Bennett wanted to skip, to scream, to throw open the lab windows, to go to the bottle of wine in her fridge and get extremely drunk. She would do none of these things; she would finish up at the lab and go back to her bedroom precisely at the usual time. She would make dinner and eat it alone, read for an hour, and go to sleep.

Meanwhile, in LA, DeWitt would get her email and speak to her security officer. The information about the LA Dollhouse's layout and security would be sent to her. Bennett would make a plan; a good plan, a careful plan, nothing like the reckless idealism that had gotten her and Caroline into this situation in the first place. Her kind of plan – not Caroline's.

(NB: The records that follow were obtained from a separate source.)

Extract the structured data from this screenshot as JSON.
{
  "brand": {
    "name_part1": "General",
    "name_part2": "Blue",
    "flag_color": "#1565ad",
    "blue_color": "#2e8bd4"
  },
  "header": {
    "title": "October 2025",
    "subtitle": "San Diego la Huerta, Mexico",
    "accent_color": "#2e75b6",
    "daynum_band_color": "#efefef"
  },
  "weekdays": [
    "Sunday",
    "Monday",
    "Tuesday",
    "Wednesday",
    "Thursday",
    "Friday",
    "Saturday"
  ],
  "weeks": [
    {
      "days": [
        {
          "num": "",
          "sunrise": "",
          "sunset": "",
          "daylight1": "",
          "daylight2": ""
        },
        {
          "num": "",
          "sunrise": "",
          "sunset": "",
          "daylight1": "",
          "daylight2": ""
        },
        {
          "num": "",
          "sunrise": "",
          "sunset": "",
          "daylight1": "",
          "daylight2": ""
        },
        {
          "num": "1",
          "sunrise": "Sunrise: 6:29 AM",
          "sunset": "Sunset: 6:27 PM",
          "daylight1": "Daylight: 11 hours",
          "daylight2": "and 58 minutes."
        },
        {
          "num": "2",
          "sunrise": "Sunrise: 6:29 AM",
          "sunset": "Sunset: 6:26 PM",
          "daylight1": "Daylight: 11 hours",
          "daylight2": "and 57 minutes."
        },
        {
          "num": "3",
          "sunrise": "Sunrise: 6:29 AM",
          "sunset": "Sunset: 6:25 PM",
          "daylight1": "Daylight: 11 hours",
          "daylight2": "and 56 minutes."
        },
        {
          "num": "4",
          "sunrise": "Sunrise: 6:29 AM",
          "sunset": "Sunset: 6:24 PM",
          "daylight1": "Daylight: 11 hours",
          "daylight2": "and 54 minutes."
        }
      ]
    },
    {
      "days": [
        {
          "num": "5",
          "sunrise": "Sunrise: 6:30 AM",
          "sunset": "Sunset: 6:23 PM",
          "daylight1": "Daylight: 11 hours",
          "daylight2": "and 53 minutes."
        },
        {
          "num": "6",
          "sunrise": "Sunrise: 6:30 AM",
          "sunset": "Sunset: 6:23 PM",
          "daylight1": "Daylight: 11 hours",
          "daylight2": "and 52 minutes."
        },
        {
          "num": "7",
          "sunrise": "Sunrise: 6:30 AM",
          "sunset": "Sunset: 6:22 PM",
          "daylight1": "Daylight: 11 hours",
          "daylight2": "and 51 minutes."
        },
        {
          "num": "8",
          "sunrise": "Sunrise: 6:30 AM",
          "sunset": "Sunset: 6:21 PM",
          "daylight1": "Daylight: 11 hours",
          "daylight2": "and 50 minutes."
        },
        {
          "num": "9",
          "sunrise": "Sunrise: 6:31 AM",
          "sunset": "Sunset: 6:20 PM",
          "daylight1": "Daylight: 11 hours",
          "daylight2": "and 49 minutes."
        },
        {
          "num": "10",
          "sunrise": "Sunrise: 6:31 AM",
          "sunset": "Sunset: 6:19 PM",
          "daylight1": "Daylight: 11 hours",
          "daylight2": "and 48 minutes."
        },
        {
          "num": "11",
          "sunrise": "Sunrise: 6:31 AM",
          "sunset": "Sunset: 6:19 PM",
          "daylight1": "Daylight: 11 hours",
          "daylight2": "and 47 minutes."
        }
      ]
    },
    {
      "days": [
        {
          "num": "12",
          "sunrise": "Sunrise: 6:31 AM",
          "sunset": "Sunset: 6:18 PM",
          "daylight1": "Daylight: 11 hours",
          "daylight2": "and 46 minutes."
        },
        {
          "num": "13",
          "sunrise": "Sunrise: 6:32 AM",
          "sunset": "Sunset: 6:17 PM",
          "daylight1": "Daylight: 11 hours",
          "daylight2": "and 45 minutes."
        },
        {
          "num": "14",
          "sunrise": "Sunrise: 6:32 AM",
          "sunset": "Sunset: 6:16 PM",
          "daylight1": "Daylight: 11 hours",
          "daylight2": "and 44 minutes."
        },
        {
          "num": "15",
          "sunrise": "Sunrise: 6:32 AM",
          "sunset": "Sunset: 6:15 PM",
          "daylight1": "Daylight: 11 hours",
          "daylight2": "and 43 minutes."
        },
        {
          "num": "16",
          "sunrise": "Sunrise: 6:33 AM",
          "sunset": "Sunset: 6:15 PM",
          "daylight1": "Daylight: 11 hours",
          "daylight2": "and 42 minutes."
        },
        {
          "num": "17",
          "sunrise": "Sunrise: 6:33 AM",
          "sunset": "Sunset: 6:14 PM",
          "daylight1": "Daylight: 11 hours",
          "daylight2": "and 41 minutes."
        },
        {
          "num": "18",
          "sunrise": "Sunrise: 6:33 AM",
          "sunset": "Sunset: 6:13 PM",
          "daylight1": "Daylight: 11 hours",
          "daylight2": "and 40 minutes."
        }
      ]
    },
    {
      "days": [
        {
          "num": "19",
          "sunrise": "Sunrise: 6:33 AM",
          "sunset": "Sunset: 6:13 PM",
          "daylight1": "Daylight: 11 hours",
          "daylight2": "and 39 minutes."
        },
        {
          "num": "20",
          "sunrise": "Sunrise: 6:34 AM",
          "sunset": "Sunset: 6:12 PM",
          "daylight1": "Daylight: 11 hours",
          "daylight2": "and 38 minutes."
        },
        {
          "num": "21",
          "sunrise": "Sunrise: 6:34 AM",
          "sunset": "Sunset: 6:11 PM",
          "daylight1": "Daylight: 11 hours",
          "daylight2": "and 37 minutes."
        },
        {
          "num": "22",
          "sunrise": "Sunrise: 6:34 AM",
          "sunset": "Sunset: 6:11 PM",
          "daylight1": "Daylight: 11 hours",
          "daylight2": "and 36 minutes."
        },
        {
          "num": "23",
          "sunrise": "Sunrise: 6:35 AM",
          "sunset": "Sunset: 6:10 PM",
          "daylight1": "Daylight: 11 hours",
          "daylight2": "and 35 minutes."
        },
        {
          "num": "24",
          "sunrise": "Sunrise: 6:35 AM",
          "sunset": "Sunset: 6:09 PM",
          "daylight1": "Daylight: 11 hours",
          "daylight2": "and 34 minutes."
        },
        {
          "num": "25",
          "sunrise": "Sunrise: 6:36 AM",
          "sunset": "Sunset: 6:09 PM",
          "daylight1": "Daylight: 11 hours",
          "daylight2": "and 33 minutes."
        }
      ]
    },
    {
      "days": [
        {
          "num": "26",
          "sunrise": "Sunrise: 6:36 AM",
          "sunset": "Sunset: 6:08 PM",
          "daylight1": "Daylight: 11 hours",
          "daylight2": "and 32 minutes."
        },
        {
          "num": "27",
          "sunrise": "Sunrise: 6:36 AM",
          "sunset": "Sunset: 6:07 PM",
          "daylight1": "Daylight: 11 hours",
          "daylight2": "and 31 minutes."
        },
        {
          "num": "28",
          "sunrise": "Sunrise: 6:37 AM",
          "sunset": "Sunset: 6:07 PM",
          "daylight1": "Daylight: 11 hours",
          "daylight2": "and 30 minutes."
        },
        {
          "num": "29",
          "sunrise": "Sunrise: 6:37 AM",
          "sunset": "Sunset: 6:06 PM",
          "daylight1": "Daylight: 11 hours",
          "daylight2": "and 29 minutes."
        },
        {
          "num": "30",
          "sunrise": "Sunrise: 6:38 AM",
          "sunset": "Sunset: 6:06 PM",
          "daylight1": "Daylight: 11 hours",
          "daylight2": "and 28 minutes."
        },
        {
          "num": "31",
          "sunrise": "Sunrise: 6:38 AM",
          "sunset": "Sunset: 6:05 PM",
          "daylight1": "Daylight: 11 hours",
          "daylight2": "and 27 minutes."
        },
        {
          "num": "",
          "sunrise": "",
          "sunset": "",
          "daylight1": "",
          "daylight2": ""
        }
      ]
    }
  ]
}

Then Bennett would come for her.

After three years, even to be hated by Caroline would be dizzying, like wine on an empty stomach.

 

Notes:

So, in considering the timeline of when Bennett started working on imprint technology, I realized there's a discrepancy in canon. She's stated to have revolutionized or invented large portions of the process which became standard, prior to Topher revolutionizing them a second time after he was hired; this implies she worked for Rossum on the Dolls for years before him. However, canon would have it that she was innocently working on mice at the time when Caroline was arrested and subsequently became the Active Echo, Topher has already become an established fixture at the Dollhouse when the series begins, and there's no indication that Echo is anywhere near the end of her contract.

I've resolved this issue by assuming that Bennett lied to Caroline about the extent of her involvement at the time of the sabotage attempt in the lab; the other possibility that occurred to me is that Caroline escaped after her arrest, was apprehended after several years during which Bennett became well known in the Dollhouse, and then became Echo around the time when Topher was hired. That idea didn't work with the premise of the fic, though!